Q: Would meditation help?
John: When you’re honest in it, yes. But as soon as the meditation works, what really worked was not the practice, not the form of making your body and mind and everything else that you’re able to make still. When meditation seems to work, what worked is you were honest to what you knew even though you’re not realizing that. What worked is that you opened while you meditated and it’s your own opening that answered you. Meditation only appears to answer you.
Q: Thank you.
John: Meditation on its own doesn’t give it to you, just as clearly as a child who’s in its innocence and it’s happy without a reason. If you were to tell that child of its innocence and what it’s in, and all it needs to do is meditate so it doesn’t lose its innocence, what you would say just wouldn’t make any sense, and if a child tries to make sense of it, it’s only confusing. Meditation doesn’t get you there and when you’re there it doesn’t keep you there. The honesty to knowing, the honesty to your own being is what gets you there, and it’s the honesty to your own being that keeps you there. You need no practice. Honesty in any practice can get you there.
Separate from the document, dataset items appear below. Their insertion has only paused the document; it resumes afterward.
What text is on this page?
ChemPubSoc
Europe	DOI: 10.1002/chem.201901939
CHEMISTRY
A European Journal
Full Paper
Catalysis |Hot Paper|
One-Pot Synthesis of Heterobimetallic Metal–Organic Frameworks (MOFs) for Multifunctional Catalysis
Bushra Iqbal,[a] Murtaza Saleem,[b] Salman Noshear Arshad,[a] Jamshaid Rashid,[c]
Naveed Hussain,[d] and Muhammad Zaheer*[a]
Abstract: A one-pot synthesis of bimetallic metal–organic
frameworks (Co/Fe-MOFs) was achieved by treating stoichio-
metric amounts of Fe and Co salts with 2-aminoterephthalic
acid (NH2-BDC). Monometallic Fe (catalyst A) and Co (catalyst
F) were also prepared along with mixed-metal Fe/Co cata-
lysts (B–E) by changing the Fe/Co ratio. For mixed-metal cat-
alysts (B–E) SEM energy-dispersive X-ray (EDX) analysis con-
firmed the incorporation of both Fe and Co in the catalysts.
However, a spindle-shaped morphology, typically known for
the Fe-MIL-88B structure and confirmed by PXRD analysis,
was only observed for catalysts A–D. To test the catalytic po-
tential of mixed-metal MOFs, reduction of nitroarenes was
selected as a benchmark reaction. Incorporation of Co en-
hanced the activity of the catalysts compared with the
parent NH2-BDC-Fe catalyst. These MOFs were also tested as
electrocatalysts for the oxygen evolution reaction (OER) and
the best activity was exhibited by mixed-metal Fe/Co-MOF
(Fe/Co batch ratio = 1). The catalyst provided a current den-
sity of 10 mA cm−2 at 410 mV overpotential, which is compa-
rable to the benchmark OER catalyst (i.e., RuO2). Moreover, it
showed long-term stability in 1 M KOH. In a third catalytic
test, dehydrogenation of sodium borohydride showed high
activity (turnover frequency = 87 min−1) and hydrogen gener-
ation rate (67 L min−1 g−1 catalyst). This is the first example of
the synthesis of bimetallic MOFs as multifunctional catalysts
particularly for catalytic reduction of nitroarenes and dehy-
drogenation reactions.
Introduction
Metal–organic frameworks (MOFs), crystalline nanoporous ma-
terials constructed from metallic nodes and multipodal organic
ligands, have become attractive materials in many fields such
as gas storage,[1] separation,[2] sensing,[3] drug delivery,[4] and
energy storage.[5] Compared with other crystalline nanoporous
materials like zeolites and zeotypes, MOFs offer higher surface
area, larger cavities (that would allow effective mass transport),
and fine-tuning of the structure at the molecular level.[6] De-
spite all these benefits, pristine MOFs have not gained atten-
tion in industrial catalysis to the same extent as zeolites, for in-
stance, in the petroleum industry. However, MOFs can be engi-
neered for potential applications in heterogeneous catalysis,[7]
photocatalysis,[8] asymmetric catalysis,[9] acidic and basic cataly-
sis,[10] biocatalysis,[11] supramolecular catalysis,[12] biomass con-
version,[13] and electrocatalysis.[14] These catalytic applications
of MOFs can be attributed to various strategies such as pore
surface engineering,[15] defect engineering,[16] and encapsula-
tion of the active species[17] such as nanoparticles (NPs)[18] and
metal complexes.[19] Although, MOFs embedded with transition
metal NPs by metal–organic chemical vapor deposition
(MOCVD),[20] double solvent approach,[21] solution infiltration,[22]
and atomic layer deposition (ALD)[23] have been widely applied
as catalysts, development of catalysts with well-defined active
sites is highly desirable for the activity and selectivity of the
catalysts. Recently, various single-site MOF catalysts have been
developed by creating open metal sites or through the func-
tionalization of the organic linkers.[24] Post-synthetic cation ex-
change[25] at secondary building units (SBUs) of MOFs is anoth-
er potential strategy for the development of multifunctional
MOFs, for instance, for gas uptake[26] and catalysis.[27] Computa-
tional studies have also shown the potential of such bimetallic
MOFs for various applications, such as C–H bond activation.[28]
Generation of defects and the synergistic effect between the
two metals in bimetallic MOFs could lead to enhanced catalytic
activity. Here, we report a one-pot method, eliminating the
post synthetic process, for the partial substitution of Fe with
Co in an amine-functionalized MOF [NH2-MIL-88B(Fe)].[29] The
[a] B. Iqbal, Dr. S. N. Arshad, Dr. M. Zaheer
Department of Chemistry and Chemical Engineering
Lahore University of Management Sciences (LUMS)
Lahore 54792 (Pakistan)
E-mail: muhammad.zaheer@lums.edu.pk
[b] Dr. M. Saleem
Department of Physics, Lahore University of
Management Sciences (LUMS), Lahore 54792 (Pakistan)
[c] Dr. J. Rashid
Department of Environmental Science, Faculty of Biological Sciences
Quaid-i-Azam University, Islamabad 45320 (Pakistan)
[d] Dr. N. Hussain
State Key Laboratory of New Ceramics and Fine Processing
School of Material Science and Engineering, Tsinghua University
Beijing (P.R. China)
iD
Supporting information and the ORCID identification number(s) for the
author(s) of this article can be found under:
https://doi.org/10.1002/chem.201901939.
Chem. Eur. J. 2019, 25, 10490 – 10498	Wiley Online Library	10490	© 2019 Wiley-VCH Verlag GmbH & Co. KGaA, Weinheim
Once you’re there, if you keep the practice, you’re not being honest to what you know; you’re not being honest to your own being, you’re being honest to the practice.
Q: That makes sense.
John: When a child is seen, that enables the innocence that’s there to flourish within itself and within its personality. If a child is not being seen and if, on the contrary, a child is being abused – any kind of abuse – that abuse does not take away the child’s innocence. It takes away the opportunity for that child’s innocence to flourish on the level of the self and on the level of the personality.
Q: So the innocence is always there?
John: If the awareness that’s in it doesn’t leave it, yes. There isn’t anything or anyone that can take away a child’s innocence, and a child is able to exploit anyone and anything to leave its own innocence.
When a child leaves its own innocence because of abuse, it induces a deeper level of trauma than what’s there initially. The level of trauma with abuse affects the self, the body and the personality. It doesn’t affect the heart unless awareness within the heart, because of the abuse, closes.
When awareness is relaxed, which cannot be taken away by anything outside, when awareness is relaxed, awareness opens. It is openness regardless of ill treatment. Its self, in the midst of that kind of treatment and not being seen and not being loved, not being directly communed with, that awareness won’t flourish on the level of its self and its personality. It will suffer a developmental loss but not a loss of innocence. The heart, where there’s innocence, is pure regardless of the condition of its self. Regardless of what is occurring to its self or its body. No one and nothing can make a little child close.
Q: Only the child itself?
John: Awareness within the heart of a little child is what is all-powerful. It’s able to open in the midst of anything. And it’s able to close over any little thing.
Q: So it can always open again?
John: Yes. Openness is what we know when we listen. When we listen within, openness is what we know. Response to that, despite our past is what makes us one: awareness one with what it knows; awareness returned to innocence, awareness open.